Our child restraint laws and recommendations are woefully inadequate. In Scandinavia many children are rear-facing until they start school. After researching this issue, I had no option but to get a seat that allowed Sol to rear-face as long as possible, hopefully until he is 4 years old.
The main comment I have got from people is “Oh, my child would HATE to go back to rear-facing” – I said exactly the same. As have most other parents I have spoken to about it. The funny thing is, I have not heard of one child who cared at all! I got Sol a big mirror, he was chuffed and couldn’t care less whether he faced forward or backward.
There has been quite a lot of media coverage in NZ regarding child safety restraints, after some horrific accidents over Easter. Campbell Live featured this issue this evening. The other important message from this is that car seat belts do not fit properly until children are 148cm tall – this means some 75% of nine and ten year olds still need to be in booster seats.
All young children should be rear-facing - if you need any more convincing, I highly recommend you view the videos of these crash test dummies (the crash test dummies part is at about 1min28). And here and here for information from NZ sites.

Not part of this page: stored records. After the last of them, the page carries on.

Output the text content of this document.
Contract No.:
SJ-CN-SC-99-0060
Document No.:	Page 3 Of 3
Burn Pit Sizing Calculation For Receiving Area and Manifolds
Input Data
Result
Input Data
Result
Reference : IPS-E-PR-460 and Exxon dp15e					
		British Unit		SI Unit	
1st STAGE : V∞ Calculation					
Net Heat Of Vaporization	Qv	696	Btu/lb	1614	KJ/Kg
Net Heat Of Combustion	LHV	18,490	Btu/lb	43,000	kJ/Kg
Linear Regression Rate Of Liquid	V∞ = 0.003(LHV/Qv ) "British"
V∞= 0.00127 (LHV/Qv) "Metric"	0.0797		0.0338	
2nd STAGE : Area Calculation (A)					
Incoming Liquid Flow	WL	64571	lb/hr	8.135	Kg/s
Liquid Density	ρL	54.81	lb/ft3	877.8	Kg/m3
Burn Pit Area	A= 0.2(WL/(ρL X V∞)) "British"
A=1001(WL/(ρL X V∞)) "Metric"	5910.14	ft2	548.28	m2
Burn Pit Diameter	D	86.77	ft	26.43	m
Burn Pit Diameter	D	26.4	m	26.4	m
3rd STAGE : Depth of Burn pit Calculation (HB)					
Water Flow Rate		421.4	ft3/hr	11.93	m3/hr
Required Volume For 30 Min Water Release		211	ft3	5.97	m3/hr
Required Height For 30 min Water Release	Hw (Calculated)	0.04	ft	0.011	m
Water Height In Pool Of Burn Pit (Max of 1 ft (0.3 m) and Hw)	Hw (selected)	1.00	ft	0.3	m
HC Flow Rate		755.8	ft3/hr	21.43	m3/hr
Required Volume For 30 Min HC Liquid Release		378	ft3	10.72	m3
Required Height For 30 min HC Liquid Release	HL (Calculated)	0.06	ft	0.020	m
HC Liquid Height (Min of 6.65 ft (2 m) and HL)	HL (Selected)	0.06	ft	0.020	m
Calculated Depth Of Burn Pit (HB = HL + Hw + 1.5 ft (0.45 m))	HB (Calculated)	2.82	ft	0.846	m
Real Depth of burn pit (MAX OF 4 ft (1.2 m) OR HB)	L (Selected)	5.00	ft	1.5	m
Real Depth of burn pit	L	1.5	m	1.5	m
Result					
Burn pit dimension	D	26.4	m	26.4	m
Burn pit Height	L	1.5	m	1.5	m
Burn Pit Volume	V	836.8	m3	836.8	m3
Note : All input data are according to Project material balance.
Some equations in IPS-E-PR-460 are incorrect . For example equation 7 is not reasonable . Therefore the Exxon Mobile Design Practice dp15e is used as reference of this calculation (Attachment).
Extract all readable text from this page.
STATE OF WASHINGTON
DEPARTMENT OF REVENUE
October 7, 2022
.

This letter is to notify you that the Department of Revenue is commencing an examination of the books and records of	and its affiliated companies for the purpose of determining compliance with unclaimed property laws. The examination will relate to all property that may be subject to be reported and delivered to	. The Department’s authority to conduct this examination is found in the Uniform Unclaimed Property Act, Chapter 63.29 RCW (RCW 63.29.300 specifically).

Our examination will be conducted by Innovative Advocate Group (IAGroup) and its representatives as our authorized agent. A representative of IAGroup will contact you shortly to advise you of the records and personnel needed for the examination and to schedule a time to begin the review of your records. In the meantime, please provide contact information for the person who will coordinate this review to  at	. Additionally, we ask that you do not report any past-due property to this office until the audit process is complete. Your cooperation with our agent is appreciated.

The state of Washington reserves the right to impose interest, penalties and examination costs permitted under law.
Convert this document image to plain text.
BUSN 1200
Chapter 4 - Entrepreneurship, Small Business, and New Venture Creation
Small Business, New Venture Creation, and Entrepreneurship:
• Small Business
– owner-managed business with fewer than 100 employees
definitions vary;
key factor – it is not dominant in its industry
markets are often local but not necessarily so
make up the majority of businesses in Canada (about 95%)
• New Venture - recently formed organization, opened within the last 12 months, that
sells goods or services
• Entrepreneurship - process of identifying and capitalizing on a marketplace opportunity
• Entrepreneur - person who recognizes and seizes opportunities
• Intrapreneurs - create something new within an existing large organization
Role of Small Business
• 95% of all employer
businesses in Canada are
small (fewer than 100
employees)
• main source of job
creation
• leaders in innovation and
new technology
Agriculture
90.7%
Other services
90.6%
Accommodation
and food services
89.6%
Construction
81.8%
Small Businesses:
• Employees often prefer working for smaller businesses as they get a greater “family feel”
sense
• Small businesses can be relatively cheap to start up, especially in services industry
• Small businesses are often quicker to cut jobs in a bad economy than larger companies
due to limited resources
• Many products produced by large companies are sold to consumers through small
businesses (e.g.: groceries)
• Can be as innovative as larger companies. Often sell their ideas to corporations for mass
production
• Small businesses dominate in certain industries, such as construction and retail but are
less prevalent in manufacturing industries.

All I hope is that this email may make some people consider having their child rear-facing for longer. And that this in turn may save an injury/death. I would love you to forward this message to anyone you know with young children.
With love, Rachel
- Last month I was delighted to hear that the USA has revised their child car seat restraint guidelines so that children should now rear-face until they are two years old, children should be in boosters until they are 8 - 12 years and no children should sit in the front seat until they are 13 years old. This news clip is an excellent overview of these guideline changes and the reasons behind them.
- One year on, Sol turns three later this month and is still happily rear-facing...
- This article about a New Zealand two-year old in an car accident has a compelling comment at the end regarding rear-facing.